Step 1 ：The area of a circle is given by the formula \(A = \pi r^2\).

Step 2 ：We are given that the radius is increasing at a rate of \(4 \mathrm{~mm/s}\), which we can denote as \(\frac{dr}{dt} = 4 \mathrm{~mm/s}\).

Step 3 ：We are asked to find the rate at which the area is changing, or \(\frac{dA}{dt}\), when the radius is \(26 \mathrm{~mm}\).

Step 4 ：We can find this by differentiating the area formula with respect to time \(t\), and then substituting the given values.

Step 5 ：By differentiating, we get \(\frac{dA}{dt} = 2\pi r \frac{dr}{dt}\).

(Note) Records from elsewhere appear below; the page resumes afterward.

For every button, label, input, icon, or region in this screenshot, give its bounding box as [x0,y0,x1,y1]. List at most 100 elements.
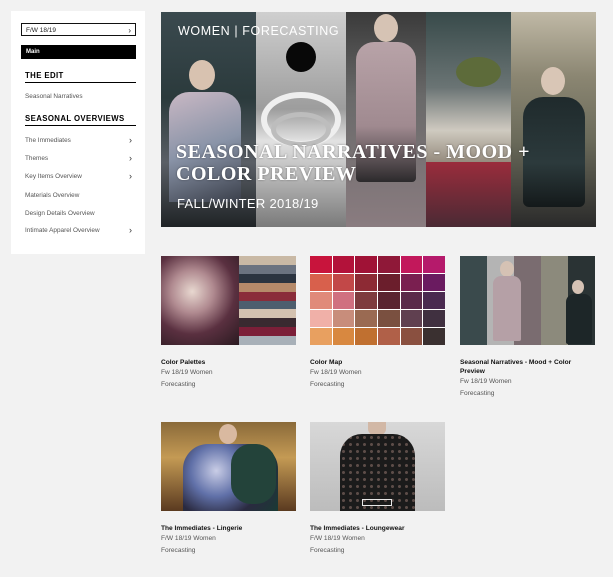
card-thumbnail [310,256,445,345]
card-thumbnail [460,256,595,345]
chevron-right-icon: › [129,135,132,145]
card-seasonal-narratives[interactable]: Seasonal Narratives - Mood + Color Previ… [460,256,595,399]
sidebar-item-label: Design Details Overview [25,210,95,217]
hero-tag: WOMEN | FORECASTING [178,24,340,38]
card-title: Seasonal Narratives - Mood + Color Previ… [460,359,572,375]
palette-stripe [239,282,296,292]
season-select-value: F/W 18/19 [26,27,56,34]
color-swatch [400,310,423,327]
palette-stripe [239,273,296,283]
card-category: Forecasting [310,546,345,554]
chevron-right-icon: › [129,153,132,163]
sidebar-item-label: Materials Overview [25,192,80,199]
palette-stripe [239,264,296,274]
sidebar-item-the-immediates[interactable]: The Immediates › [25,135,132,145]
hero-title: SEASONAL NARRATIVES - MOOD + COLOR PREVI… [176,141,530,185]
chevron-right-icon: › [128,26,131,35]
hero-subtitle: FALL/WINTER 2018/19 [177,196,319,211]
card-immediates-lingerie[interactable]: The Immediates - Lingerie F/W 18/19 Wome… [161,422,296,556]
hero-image-model-center [346,12,426,227]
palette-stripe [239,336,296,345]
palette-stripe [239,300,296,310]
color-swatch [400,256,423,273]
color-swatch [310,328,332,345]
color-swatch [423,274,445,291]
palette-stripe [239,256,296,265]
chevron-right-icon: › [129,225,132,235]
hero-banner[interactable]: WOMEN | FORECASTING SEASONAL NARRATIVES … [161,12,596,227]
color-swatch [377,274,400,291]
color-map-grid [310,256,445,345]
card-category: Forecasting [161,380,196,388]
card-thumbnail [161,256,296,345]
card-season: Fw 18/19 Women [460,378,512,385]
card-category: Forecasting [460,389,495,397]
card-title: Color Palettes [161,359,206,366]
sidebar-item-intimate-apparel[interactable]: Intimate Apparel Overview › [25,225,132,235]
color-swatch [332,274,355,291]
palette-stripe [239,327,296,337]
color-swatch [377,292,400,309]
palette-stripes [239,256,296,345]
color-swatch [423,292,445,309]
color-swatch [310,256,332,273]
hero-image-architecture [256,12,346,227]
color-swatch [332,256,355,273]
color-swatch [423,310,445,327]
card-season: Fw 18/19 Women [161,369,213,376]
color-swatch [355,292,377,309]
sidebar-item-label: Intimate Apparel Overview [25,227,100,234]
card-season: Fw 18/19 Women [310,369,362,376]
sidebar: F/W 18/19 › Main THE EDIT Seasonal Narra… [11,11,145,254]
color-swatch [355,328,377,345]
hero-image-model-right [511,12,596,227]
sidebar-item-design-details[interactable]: Design Details Overview [25,210,132,217]
palette-stripe [239,291,296,301]
main-button[interactable]: Main [21,45,136,59]
color-swatch [355,310,377,327]
color-swatch [310,274,332,291]
card-season: F/W 18/19 Women [161,535,216,542]
card-title: The Immediates - Lingerie [161,525,243,532]
palette-stripe [239,318,296,328]
sidebar-item-seasonal-narratives[interactable]: Seasonal Narratives [25,93,132,100]
sidebar-item-label: Themes [25,155,49,162]
hero-image-model-left [161,12,256,227]
card-thumbnail [310,422,445,511]
color-swatch [332,292,355,309]
card-title: Color Map [310,359,343,366]
card-immediates-loungewear[interactable]: The Immediates - Loungewear F/W 18/19 Wo… [310,422,445,556]
sidebar-item-label: Seasonal Narratives [25,93,83,100]
the-edit-heading: THE EDIT [25,71,136,83]
season-select[interactable]: F/W 18/19 › [21,23,136,36]
color-swatch [377,256,400,273]
sidebar-item-materials[interactable]: Materials Overview [25,192,132,199]
color-swatch [377,328,400,345]
color-swatch [310,292,332,309]
chevron-right-icon: › [129,171,132,181]
sidebar-item-label: Key Items Overview [25,173,82,180]
card-thumbnail [161,422,296,511]
color-swatch [400,274,423,291]
color-swatch [355,274,377,291]
hero-image-landscape [426,12,511,227]
card-category: Forecasting [310,380,345,388]
card-color-map[interactable]: Color Map Fw 18/19 Women Forecasting [310,256,445,390]
color-swatch [400,328,423,345]
color-swatch [423,256,445,273]
sidebar-item-key-items[interactable]: Key Items Overview › [25,171,132,181]
color-swatch [355,256,377,273]
palette-stripe [239,309,296,319]
sidebar-item-label: The Immediates [25,137,71,144]
color-swatch [423,328,445,345]
card-season: F/W 18/19 Women [310,535,365,542]
sidebar-item-themes[interactable]: Themes › [25,153,132,163]
color-swatch [332,310,355,327]
card-category: Forecasting [161,546,196,554]
color-swatch [332,328,355,345]
seasonal-overviews-heading: SEASONAL OVERVIEWS [25,114,136,126]
card-color-palettes[interactable]: Color Palettes Fw 18/19 Women Forecastin… [161,256,296,390]
color-swatch [377,310,400,327]
card-title: The Immediates - Loungewear [310,525,405,532]
color-swatch [400,292,423,309]
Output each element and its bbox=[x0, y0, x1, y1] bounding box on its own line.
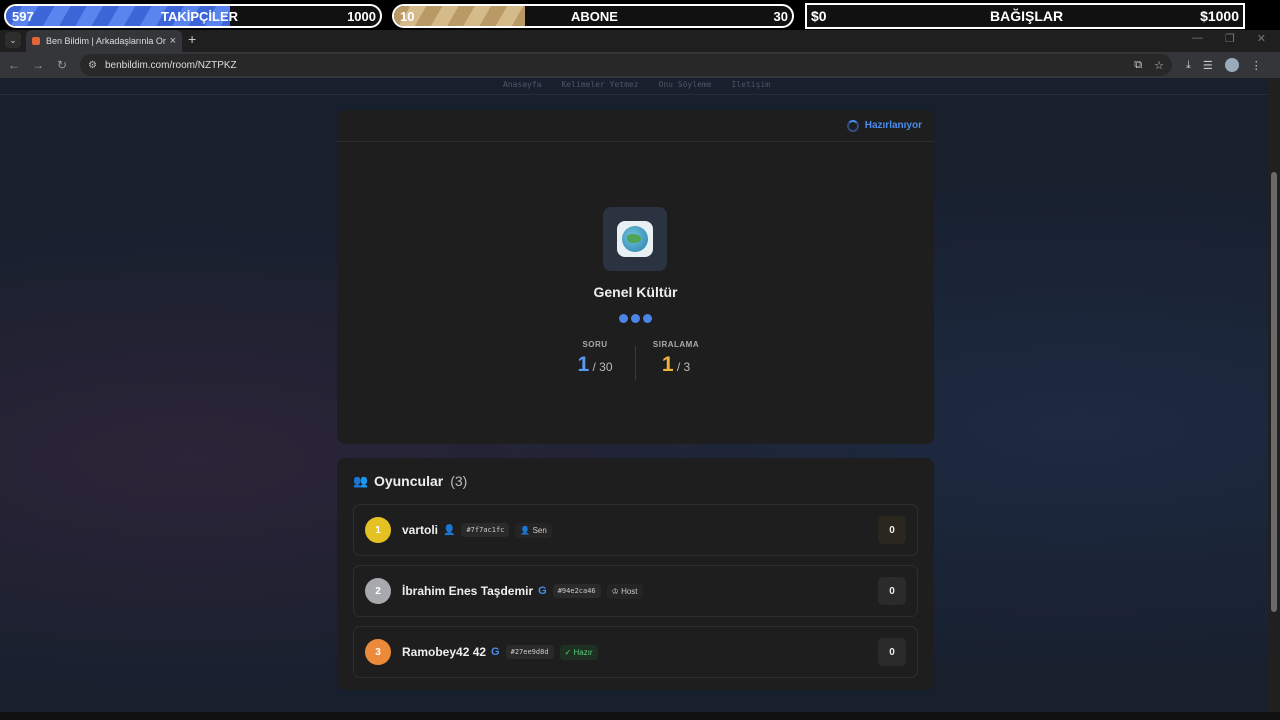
donations-goal-bar: $0 BAĞIŞLAR $1000 bbox=[805, 3, 1245, 29]
player-row: 2 İbrahim Enes Taşdemir G #94e2ca46 ♔ Ho… bbox=[353, 565, 918, 617]
nav-link-words-not-enough[interactable]: Kelimeler Yetmez bbox=[561, 80, 638, 94]
question-stat: SORU 1 / 30 bbox=[555, 340, 635, 380]
question-total: / 30 bbox=[592, 360, 613, 374]
player-name: Ramobey42 42 bbox=[402, 645, 487, 659]
rank-label: SIRALAMA bbox=[652, 340, 700, 349]
download-icon[interactable]: ⤓ bbox=[1186, 59, 1191, 72]
followers-label: TAKİPÇİLER bbox=[161, 8, 239, 24]
players-card: 👥 Oyuncular (3) 1 vartoli 👤 #7f7ac1fc 👤 … bbox=[337, 458, 934, 690]
host-badge: ♔ Host bbox=[606, 583, 643, 599]
player-score: 0 bbox=[878, 638, 906, 666]
google-icon: G bbox=[491, 646, 500, 658]
nav-link-dont-say-it[interactable]: Onu Söyleme bbox=[659, 80, 712, 94]
back-arrow-icon[interactable]: ← bbox=[2, 58, 26, 72]
new-tab-plus-icon[interactable]: + bbox=[188, 31, 196, 47]
tab-search-chevron-icon[interactable]: ⌄ bbox=[5, 32, 21, 48]
close-window-icon[interactable]: ✕ bbox=[1257, 32, 1266, 45]
google-icon: G bbox=[538, 585, 547, 597]
status-text: Hazırlanıyor bbox=[864, 120, 922, 131]
window-controls: — ❐ ✕ bbox=[1192, 32, 1266, 45]
page-scrollbar[interactable] bbox=[1268, 78, 1280, 712]
profile-avatar-icon[interactable] bbox=[1224, 58, 1239, 72]
question-current: 1 bbox=[577, 353, 590, 376]
rank-total: / 3 bbox=[676, 360, 691, 374]
bookmark-star-icon[interactable]: ☆ bbox=[1154, 59, 1164, 72]
you-badge: 👤 Sen bbox=[515, 522, 552, 538]
rank-stat: SIRALAMA 1 / 3 bbox=[636, 340, 716, 380]
players-title: Oyuncular bbox=[373, 473, 444, 489]
maximize-icon[interactable]: ❐ bbox=[1225, 32, 1235, 45]
toolbar-actions: ⤓ ☰ ⋮ bbox=[1186, 58, 1262, 72]
forward-arrow-icon[interactable]: → bbox=[26, 58, 50, 72]
users-icon: 👥 bbox=[353, 474, 368, 488]
tab-title: Ben Bildim | Arkadaşlarınla Onli bbox=[46, 36, 166, 46]
subscribers-label: ABONE bbox=[571, 8, 618, 24]
category-image bbox=[603, 207, 667, 271]
menu-kebab-icon[interactable]: ⋮ bbox=[1251, 59, 1262, 72]
browser-tab[interactable]: Ben Bildim | Arkadaşlarınla Onli × bbox=[26, 30, 182, 52]
followers-goal: 1000 bbox=[347, 8, 376, 24]
player-id: #7f7ac1fc bbox=[461, 523, 510, 537]
question-label: SORU bbox=[582, 340, 608, 349]
minimize-icon[interactable]: — bbox=[1192, 32, 1203, 45]
waiting-dots-icon bbox=[337, 314, 934, 323]
guest-user-icon: 👤 bbox=[443, 524, 456, 536]
stream-overlay: 597 TAKİPÇİLER 1000 10 ABONE 30 $0 BAĞIŞ… bbox=[0, 0, 1280, 30]
subscribers-goal: 30 bbox=[773, 8, 788, 24]
players-count: (3) bbox=[450, 473, 468, 489]
site-favicon-icon bbox=[32, 37, 40, 45]
players-header: 👥 Oyuncular (3) bbox=[353, 458, 918, 504]
globe-book-icon bbox=[617, 221, 653, 257]
address-bar[interactable]: ⚙ benbildim.com/room/NZTPKZ ⧉ ☆ bbox=[80, 54, 1172, 76]
player-row: 1 vartoli 👤 #7f7ac1fc 👤 Sen 0 bbox=[353, 504, 918, 556]
rank-badge: 1 bbox=[365, 517, 391, 543]
followers-goal-bar: 597 TAKİPÇİLER 1000 bbox=[4, 4, 382, 28]
install-app-icon[interactable]: ⧉ bbox=[1134, 59, 1142, 72]
ready-badge: ✓ Hazır bbox=[559, 644, 598, 660]
address-url: benbildim.com/room/NZTPKZ bbox=[104, 59, 237, 71]
loading-spinner-icon bbox=[846, 119, 859, 132]
player-score: 0 bbox=[878, 577, 906, 605]
donations-goal: $1000 bbox=[1200, 8, 1239, 24]
game-status-card: Hazırlanıyor Genel Kültür SORU 1 / 30 SI… bbox=[337, 110, 934, 444]
status-row: Hazırlanıyor bbox=[337, 110, 934, 142]
site-info-icon[interactable]: ⚙ bbox=[88, 60, 97, 71]
donations-current: $0 bbox=[811, 8, 827, 24]
taskbar bbox=[0, 712, 1280, 720]
followers-current: 597 bbox=[12, 8, 34, 24]
player-id: #94e2ca46 bbox=[552, 584, 601, 598]
close-tab-icon[interactable]: × bbox=[170, 35, 176, 47]
tab-strip: ⌄ Ben Bildim | Arkadaşlarınla Onli × + —… bbox=[0, 30, 1280, 52]
player-name: İbrahim Enes Taşdemir bbox=[402, 584, 534, 598]
reload-icon[interactable]: ↻ bbox=[50, 58, 74, 72]
page-content: Anasayfa Kelimeler Yetmez Onu Söyleme İl… bbox=[0, 78, 1268, 712]
subscribers-current: 10 bbox=[400, 8, 415, 24]
game-stats: SORU 1 / 30 SIRALAMA 1 / 3 bbox=[337, 340, 934, 380]
nav-link-home[interactable]: Anasayfa bbox=[503, 80, 542, 94]
player-score: 0 bbox=[878, 516, 906, 544]
media-queue-icon[interactable]: ☰ bbox=[1203, 59, 1213, 72]
subscribers-goal-bar: 10 ABONE 30 bbox=[392, 4, 794, 28]
browser-toolbar: ← → ↻ ⚙ benbildim.com/room/NZTPKZ ⧉ ☆ ⤓ … bbox=[0, 52, 1280, 78]
site-nav: Anasayfa Kelimeler Yetmez Onu Söyleme İl… bbox=[0, 78, 1268, 95]
player-name: vartoli bbox=[402, 523, 439, 537]
rank-badge: 3 bbox=[365, 639, 391, 665]
donations-label: BAĞIŞLAR bbox=[990, 8, 1064, 24]
rank-badge: 2 bbox=[365, 578, 391, 604]
scrollbar-thumb[interactable] bbox=[1271, 172, 1277, 612]
player-id: #27ee9d8d bbox=[505, 645, 554, 659]
player-row: 3 Ramobey42 42 G #27ee9d8d ✓ Hazır 0 bbox=[353, 626, 918, 678]
category-name: Genel Kültür bbox=[593, 284, 678, 300]
nav-link-contact[interactable]: İletişim bbox=[732, 80, 771, 94]
rank-current: 1 bbox=[661, 353, 674, 376]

Step 6 ：Substituting the given values, we get \(\frac{dA}{dt} = 2\pi (26) (4)\).

Step 7 ：This simplifies to \(\frac{dA}{dt} = 208\pi \mathrm{~mm^2/s}\).

Step 8 ：Rounding to the nearest thousandth, we get \(\frac{dA}{dt} \approx 653.451 \mathrm{~mm^2/s}\).

Step 9 ：Final Answer: The rate at which the area is changing at the moment when the radius is \(26 \mathrm{~mm}\) is approximately \(\boxed{653.451 \mathrm{~mm^2/s}}\).